Agile programming notices that we’re bad at forcasting, but concludes that we’re systematically bad. The approach it takes is to ask the programmers to try for consistency in their forecasting of individual tasks, and puts the learning in the next phase, which is planning. So as individual members of a development team, we’re supposed to simultaneously believe that we can make consistent forecasts of particular tasks, and that our ability to make estimates is consistently off, and applying a correction factor will make it work.
Partly this is like learning to throw darts, and partly it’s a theory about aggregating biased estimates. What I mean by the dart throwing example, is that beginning dart tossers are taught to try first to aim for consistency. Once you get all your darts to end up close to the same spot, you can adjust small things to move the spot around. The first requirement for being a decent dart thrower is being able to throw the same way each toss. Once you can do that, you can turn slightly, or learn other tricks to adjust how your aim point relates to the place the darts land.

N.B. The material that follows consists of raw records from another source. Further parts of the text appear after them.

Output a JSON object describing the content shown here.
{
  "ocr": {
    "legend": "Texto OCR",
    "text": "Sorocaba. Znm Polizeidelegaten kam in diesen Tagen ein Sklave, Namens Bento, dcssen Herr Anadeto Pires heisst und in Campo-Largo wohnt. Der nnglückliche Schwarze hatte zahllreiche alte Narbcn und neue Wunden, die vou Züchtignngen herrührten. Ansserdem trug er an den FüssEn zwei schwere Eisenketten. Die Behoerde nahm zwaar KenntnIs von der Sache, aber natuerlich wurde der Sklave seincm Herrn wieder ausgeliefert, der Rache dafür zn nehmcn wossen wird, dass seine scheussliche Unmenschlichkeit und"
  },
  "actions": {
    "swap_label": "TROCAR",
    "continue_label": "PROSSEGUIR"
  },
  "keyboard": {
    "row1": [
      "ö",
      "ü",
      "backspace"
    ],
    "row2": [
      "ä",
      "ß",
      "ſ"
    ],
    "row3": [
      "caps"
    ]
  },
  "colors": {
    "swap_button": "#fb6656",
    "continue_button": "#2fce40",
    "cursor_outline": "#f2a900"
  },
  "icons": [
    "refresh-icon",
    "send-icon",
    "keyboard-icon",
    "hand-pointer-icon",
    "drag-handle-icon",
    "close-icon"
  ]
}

The aggregation theory says that the problem in forecasting is not with the individual estimates, it’s with random and unforseen factors that are easier to correct for in the aggregate. The problem with the individual forecasts might be overhead tasks that reliably steal time away, it might be that bugs are unpredictable, or it might be about redesign that only becomes apparent as you make progress. These are easier to account for in the aggregate planning than when thinking about individual tasks. If you pad all your tasks for their worst case, you end up with too much padding.
Over the long term, the expansion factor from individual tasks to weeks or months of work can be fairly consistent.
Providing Slack at the project level instead of the task level is a really good idea, and has worked well in many fields outside of programming. It is analogous to the concept of insurance: the RoI on Slack is higher when you aggregate many events with at least partially uncorrelated errors.
One major problem with trying to fix estimates at the task level is that there are strong incentives not to finish a task too early. For example, if you estimated 6 weeks, and are almost done after 3, and something moderately urgent comes up, you’re more likely to switch and fix that urgent thing since you have time. On the other hand, if you estimated 4 weeks, you’re more likely to delay the other task (or ask someone else to do it).
As a result, I’ve found that teams are literally likely to finish projects faster with higher quality if you estimate the project as, say, 8 3-week tasks with 24 weeks of overall slack (so 48 weeks total) than if you estimate the project as a 8 6-week tasks.
This is somewhat counterintuitive but really easy to apply in practice if you have a bit of social capital.
We’re not systematically bad forecasters. We’re subject to widespread rewards to overconfidence.
Ah, interesting evidence, thanks! And I like the dart-throwing analogy.